Progress 09/15/01 to 09/14/04

Outputs
During the funding period, we aim to dissect the mechanism of how SEUSS (SEU) and LEUNIG (LUG), two Arabidopsis transcription co-repressors, repress the expression of an important floral regulator AGAMOUS (AG) during flower development. we tested the repressor activities of LUG and SEU and showed that SEU and LUG directly interact with each other. Further, we identified APETALA1 (AP1) and SEPALLATA3 (SEP3) as the DNA-binding partners of LUG/SEU co-repressor complex. These research results led to a new model on how these repressors work to repress AG regulate flower development. The previous research model held that AG was turned on by default in all four floral whorls but was turned off in the outer two floral whorls by SEU and LUG. Our new model suggests that the SEU and LUG repressors turn off AG in all four whorls. But this turning-off is antagonized by several activating factors existing in the inner two whorls, allowing the expression of AG in the inner two whorls and leading to the placement of stamens and pistils in the center of a flower.

Impacts
The research provides important mechanistic insights into how repressor genes function in plants. Such knowledge will be useful for future genetic engineering aimed at specifically switching on or off genes in order to improve crop traits. The result also illustrates how plant reproductive organs develop according to the activities of one or a few key regulatory genes. This will enable future genetic manipulation of reproductive organ formation. Since most fruits, nuts, and vegetables (such as tomato, squash) develop from the pistil of a flower, the ability to regulate the spatial and temporal activities of the class C gene may enable one to increase fruit number and size. Further, as pistils are bearers of seeds, the ability to regulate pistil development may enhance grain yield and seed production. In addition, the class C gene may serve as the target for gene repression and gene silencing leading to sterile flowers ideally suited for preventing transgene flow in the wild. Finally, regulatory sequences that normally direct the expression of the class C gene may be used to drive the expression of foreign genes such as vaccines in fruits, leading to value-added new crops. During the funding period, one postdoctoral fellow and several undergraduate students were trained.

Publications

• (1) Bao, X., Franks, R.G., Levin, J.Z., and Liu, Z. (2004) Repression of AGAMOUS by BELLRINGR, in Floral and Inflorescence Meristems.
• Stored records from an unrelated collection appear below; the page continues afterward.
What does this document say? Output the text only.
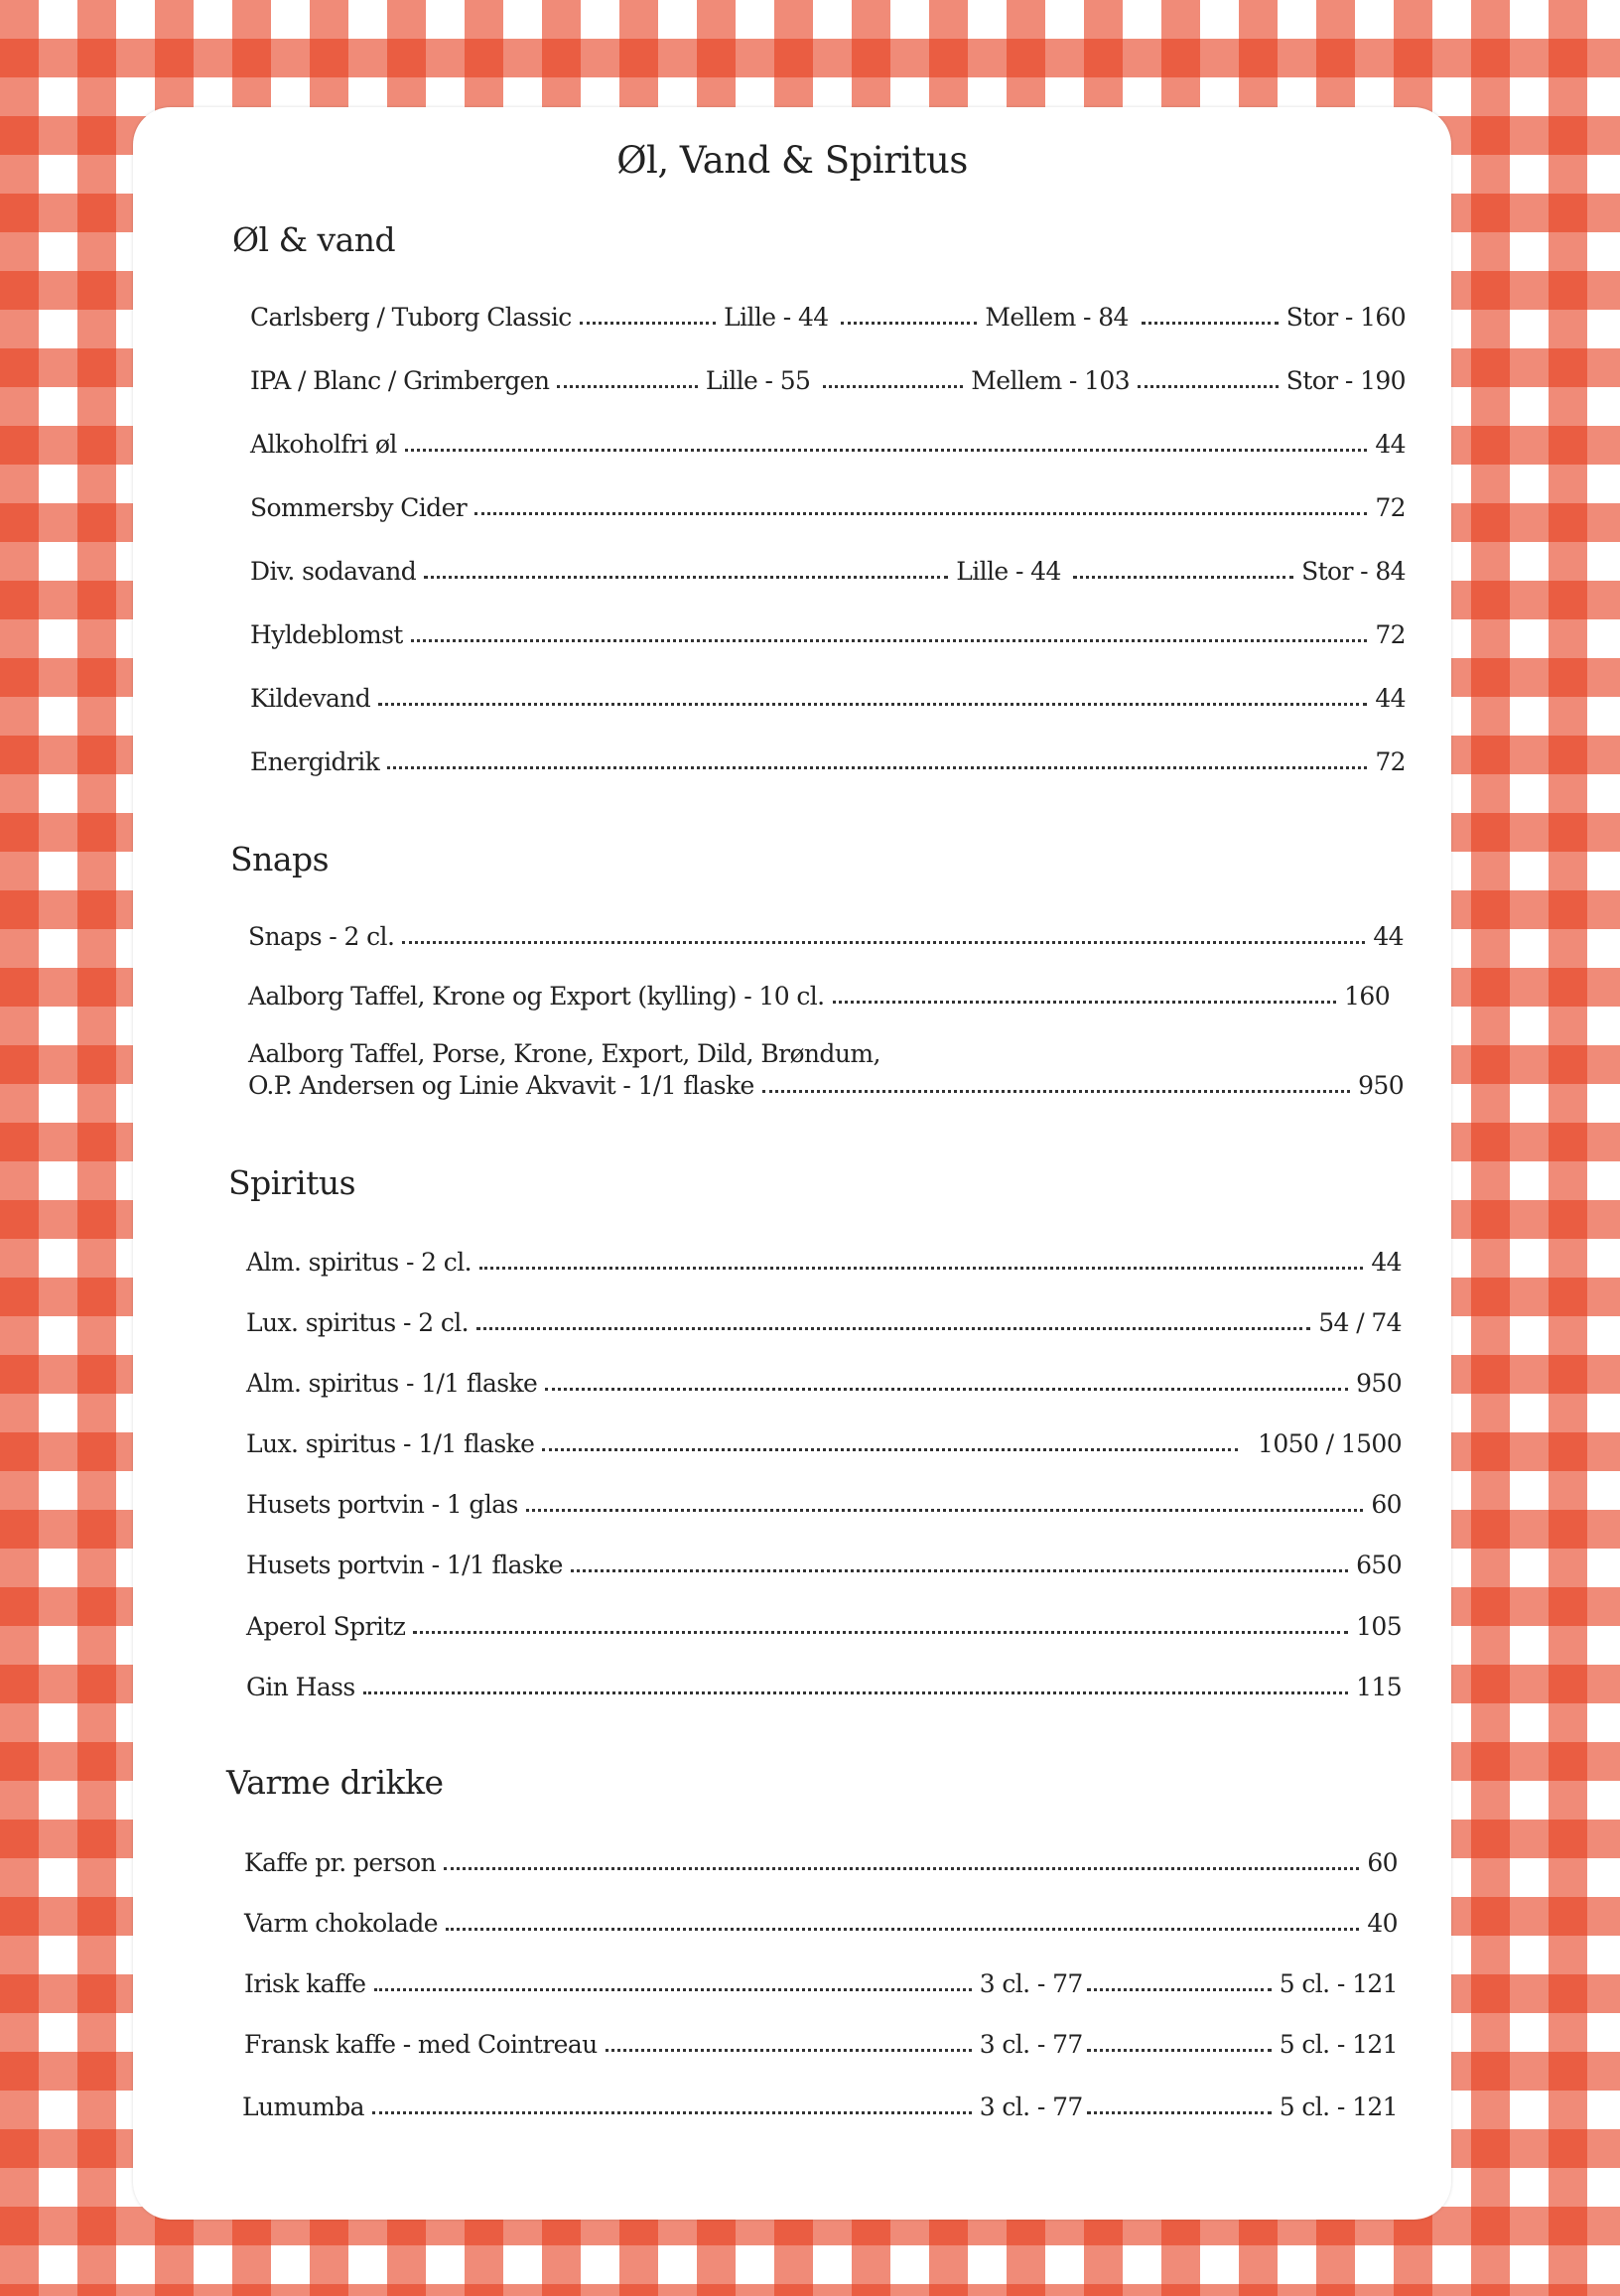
Øl, Vand & Spiritus
Øl & vand
Carlsberg / Tuborg Classic	Lille - 44	Mellem - 84	Stor - 160
IPA / Blanc / Grimbergen	Lille - 55	Mellem - 103	Stor - 190
Alkoholfri øl	44
Sommersby Cider	72
Div. sodavand	Lille - 44	Stor - 84
Hyldeblomst	72
Kildevand	44
Energidrik	72
Snaps
Snaps - 2 cl.	44
Aalborg Taffel, Krone og Export (kylling) - 10 cl.	160
Aalborg Taffel, Porse, Krone, Export, Dild, Brøndum,
O.P. Andersen og Linie Akvavit - 1/1 flaske	950
Spiritus
Alm. spiritus - 2 cl.	44
Lux. spiritus - 2 cl.	54 / 74
Alm. spiritus - 1/1 flaske	950
Lux. spiritus - 1/1 flaske	1050 / 1500
Husets portvin - 1 glas	60
Husets portvin - 1/1 flaske	650
Aperol Spritz	105
Gin Hass	115
Varme drikke
Kaffe pr. person	60
Varm chokolade	40
Irisk kaffe	3 cl. - 77	5 cl. - 121
Fransk kaffe - med Cointreau	3 cl. - 77	5 cl. - 121
Lumumba	3 cl. - 77	5 cl. - 121
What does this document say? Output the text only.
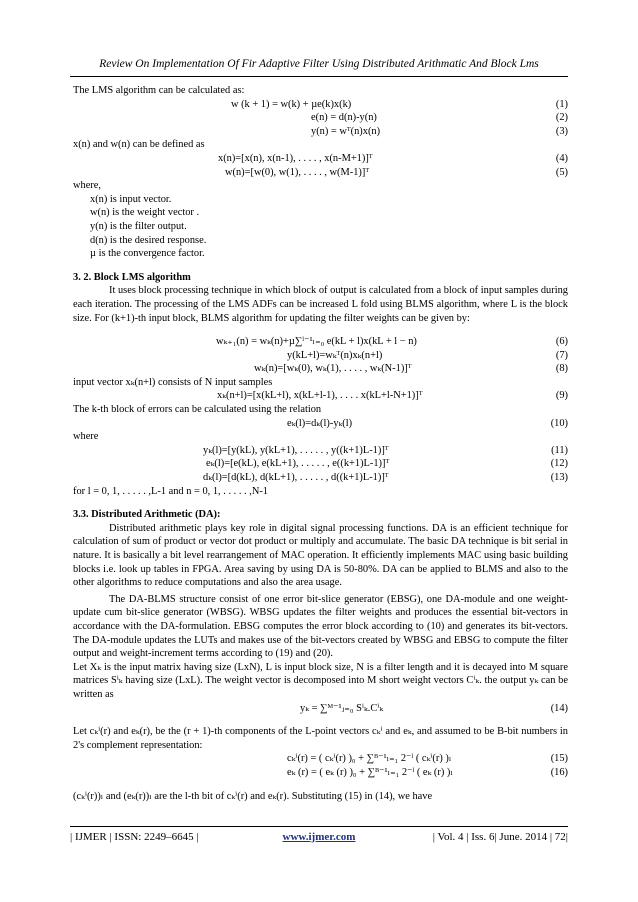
Review On Implementation Of Fir Adaptive Filter Using Distributed Arithmatic And Block Lms

The LMS algorithm can be calculated as:

w (k + 1) = w(k) + µe(k)x(k)	(1)
e(n) = d(n)-y(n)	(2)
y(n) = wᵀ(n)x(n)	(3)

x(n) and w(n) can be defined as

x(n)=[x(n), x(n-1), . . . . , x(n-M+1)]ᵀ	(4)
w(n)=[w(0), w(1), . . . . , w(M-1)]ᵀ	(5)

where,

x(n) is input vector.

w(n) is the weight vector .

y(n) is the filter output.

d(n) is the desired response.

µ is the convergence factor.

3. 2. Block LMS algorithm

It uses block processing technique in which block of output is calculated from a block of input samples during each iteration. The processing of the LMS ADFs can be increased L fold using BLMS algorithm, where L is the block size. For (k+1)-th input block, BLMS algorithm for updating the filter weights can be given by:

wₖ₊₁(n) = wₖ(n)+µ∑ˡ⁻¹ₗ₌₀ e(kL + l)x(kL + l − n)	(6)
y(kL+l)=wₖᵀ(n)xₖ(n+l)	(7)
wₖ(n)=[wₖ(0), wₖ(1), . . . . , wₖ(N-1)]ᵀ	(8)

input vector xₖ(n+l) consists of N input samples

xₖ(n+l)=[x(kL+l), x(kL+l-1), . . . . x(kL+l-N+1)]ᵀ	(9)

The k-th block of errors can be calculated using the relation

eₖ(l)=dₖ(l)-yₖ(l)	(10)

where

yₖ(l)=[y(kL), y(kL+1), . . . . . , y((k+1)L-1)]ᵀ	(11)
eₖ(l)=[e(kL), e(kL+1), . . . . . , e((k+1)L-1)]ᵀ	(12)
dₖ(l)=[d(kL), d(kL+1), . . . . . , d((k+1)L-1)]ᵀ	(13)

for l = 0, 1, . . . . . ,L-1 and n = 0, 1, . . . . . ,N-1

3.3. Distributed Arithmetic (DA):

Distributed arithmetic plays key role in digital signal processing functions. DA is an efficient technique for calculation of sum of product or vector dot product or multiply and accumulate. The basic DA technique is bit serial in nature. It is basically a bit level rearrangement of MAC operation. It efficiently implements MAC using basic building blocks i.e. look up tables in FPGA. Area saving by using DA is 50-80%. DA can be applied to BLMS and also to the other algorithms to reduce computations and also the area usage.

The DA-BLMS structure consist of one error bit-slice generator (EBSG), one DA-module and one weight-update cum bit-slice generator (WBSG). WBSG updates the filter weights and produces the essential bit-vectors in accordance with the DA-formulation. EBSG computes the error block according to (10) and generates its bit-vectors. The DA-module updates the LUTs and makes use of the bit-vectors created by WBSG and EBSG to compute the filter output and weight-increment terms according to (19) and (20).

Let Xₖ is the input matrix having size (LxN), L is input block size, N is a filter length and it is decayed into M square matrices Sⁱₖ having size (LxL). The weight vector is decomposed into M short weight vectors Cⁱₖ. the output yₖ can be written as

yₖ = ∑ᴹ⁻¹ⱼ₌₀ Sⁱₖ.Cⁱₖ	(14)

Let cₖⁱ(r) and eₖ(r), be the (r + 1)-th components of the L-point vectors cₖⁱ and eₖ, and assumed to be B-bit numbers in 2's complement representation:

cₖⁱ(r) = ( cₖⁱ(r) )₀ + ∑ᴮ⁻¹ₗ₌₁ 2⁻ˡ ( cₖⁱ(r) )ₗ	(15)
eₖ (r) = ( eₖ (r) )₀ + ∑ᴮ⁻¹ₗ₌₁ 2⁻ˡ ( eₖ (r) )ₗ	(16)

(cₖⁱ(r))ₗ and (eₖ(r))ₗ are the l-th bit of cₖⁱ(r) and eₖ(r). Substituting (15) in (14), we have

| IJMER | ISSN: 2249–6645 |	www.ijmer.com	| Vol. 4 | Iss. 6| June. 2014 | 72|
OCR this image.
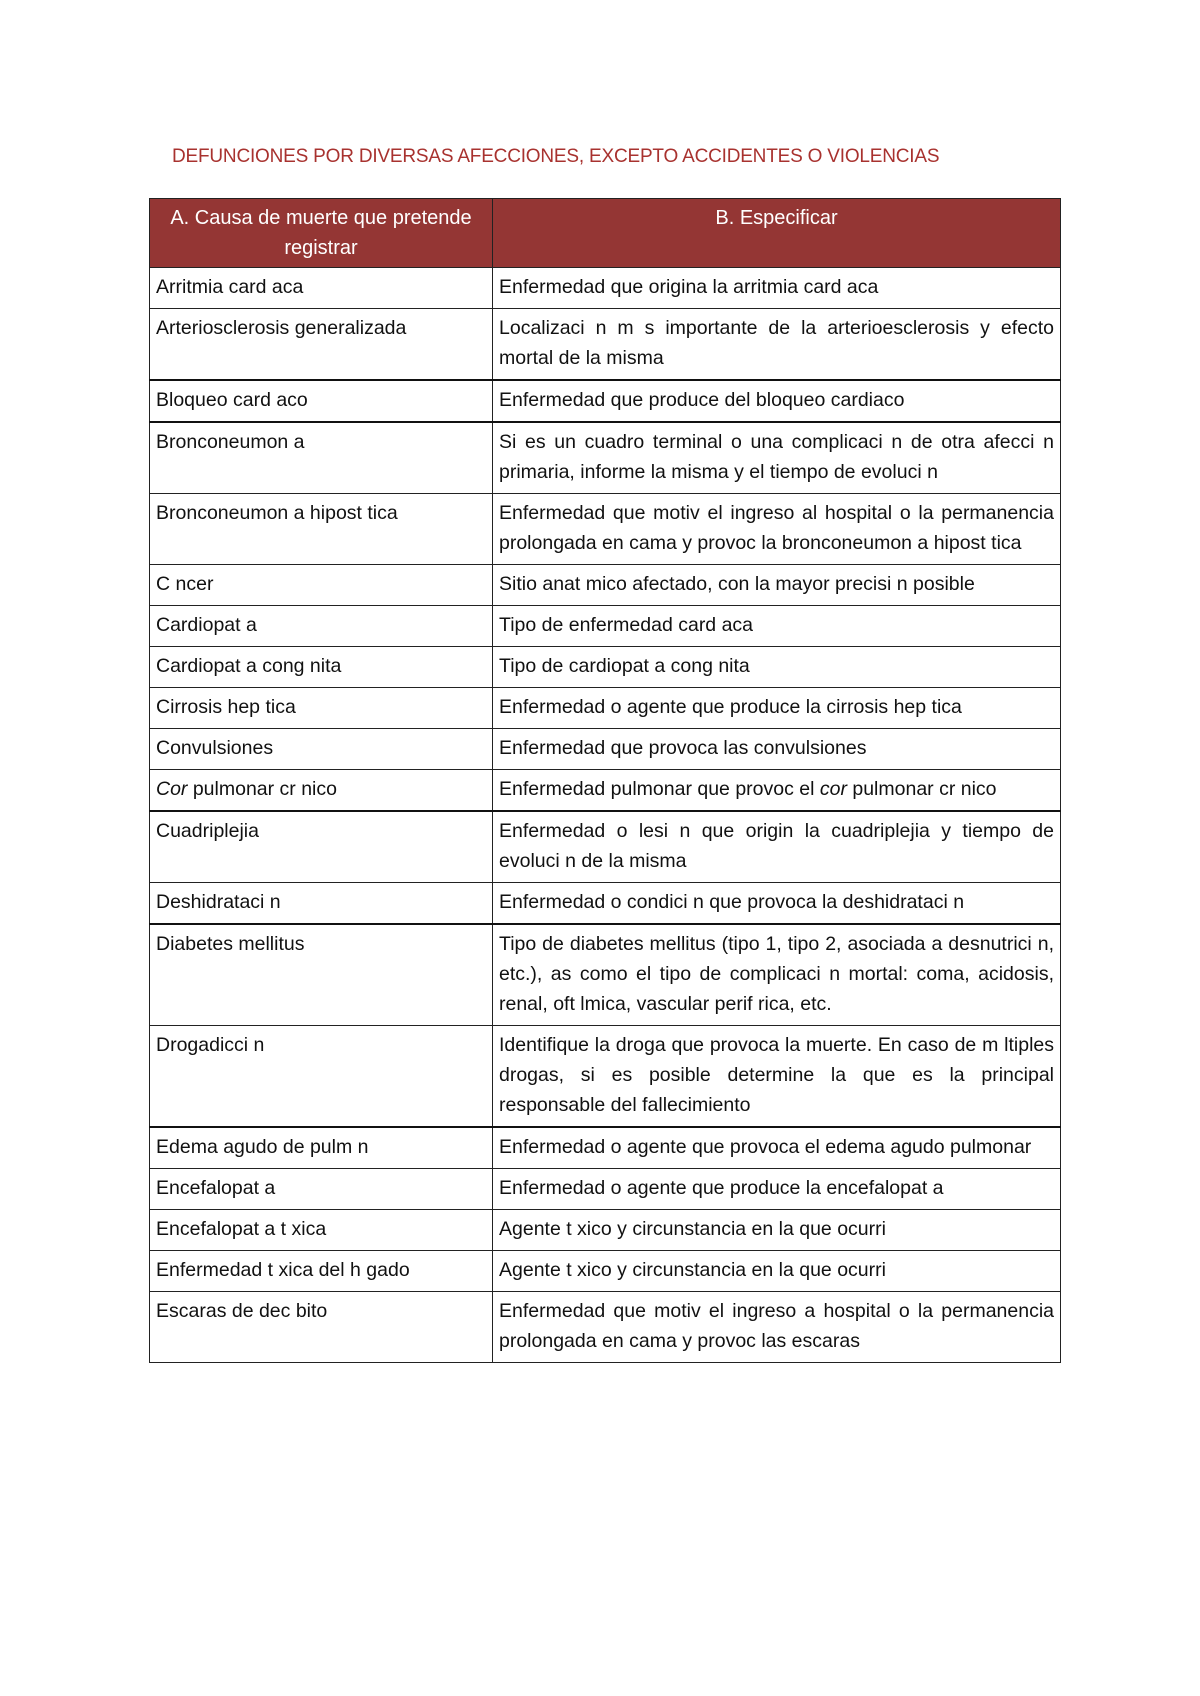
DEFUNCIONES POR DIVERSAS AFECCIONES, EXCEPTO ACCIDENTES O VIOLENCIAS
A. Causa de muerte que pretende registrar	B. Especificar
Arritmia card aca	Enfermedad que origina la arritmia card aca
Arteriosclerosis generalizada	Localizaci n m s importante de la arterioesclerosis y efecto mortal de la misma
Bloqueo card aco	Enfermedad que produce del bloqueo cardiaco
Bronconeumon a	Si es un cuadro terminal o una complicaci n de otra afecci n primaria, informe la misma y el tiempo de evoluci n
Bronconeumon a hipost tica	Enfermedad que motiv el ingreso al hospital o la permanencia prolongada en cama y provoc la bronconeumon a hipost tica
C ncer	Sitio anat mico afectado, con la mayor precisi n posible
Cardiopat a	Tipo de enfermedad card aca
Cardiopat a cong nita	Tipo de cardiopat a cong nita
Cirrosis hep tica	Enfermedad o agente que produce la cirrosis hep tica
Convulsiones	Enfermedad que provoca las convulsiones
Cor pulmonar cr nico	Enfermedad pulmonar que provoc el cor pulmonar cr nico
Cuadriplejia	Enfermedad o lesi n que origin la cuadriplejia y tiempo de evoluci n de la misma
Deshidrataci n	Enfermedad o condici n que provoca la deshidrataci n
Diabetes mellitus	Tipo de diabetes mellitus (tipo 1, tipo 2, asociada a desnutrici n, etc.), as como el tipo de complicaci n mortal: coma, acidosis, renal, oft lmica, vascular perif rica, etc.
Drogadicci n	Identifique la droga que provoca la muerte. En caso de m ltiples drogas, si es posible determine la que es la principal responsable del fallecimiento
Edema agudo de pulm n	Enfermedad o agente que provoca el edema agudo pulmonar
Encefalopat a	Enfermedad o agente que produce la encefalopat a
Encefalopat a t xica	Agente t xico y circunstancia en la que ocurri
Enfermedad t xica del h gado	Agente t xico y circunstancia en la que ocurri
Escaras de dec bito	Enfermedad que motiv el ingreso a hospital o la permanencia prolongada en cama y provoc las escaras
Plant Cell 16, 1478-1489.
• (2) Sridhar, V.V., Surendrarao, A. Gonzalez, D., Conlan, C., Liu, Z. (2004) Transcriptional repression of target genes by LEUNIG and SEUSS, two interacting regulatory proteins for Arabidopsis flower development. Proc Natl Acad Sci U S A. 101, 11494-11499.
• (3) Liu, Z. (2005) Regulatory mechanisms for floral organ identity specification in higher plants. In Gene Expression and Regulation, a Current Scientific Frontiers Book (Ed. J. Ma), Springer Publishing.
• (4) Sridhar, V.V., Surendrarao, A., and Liu, Z (2006) APETALA1 and SEPALLATA3 interact with SEUSS to mediate transcription repression during flower development. Development 133, 3159-3166.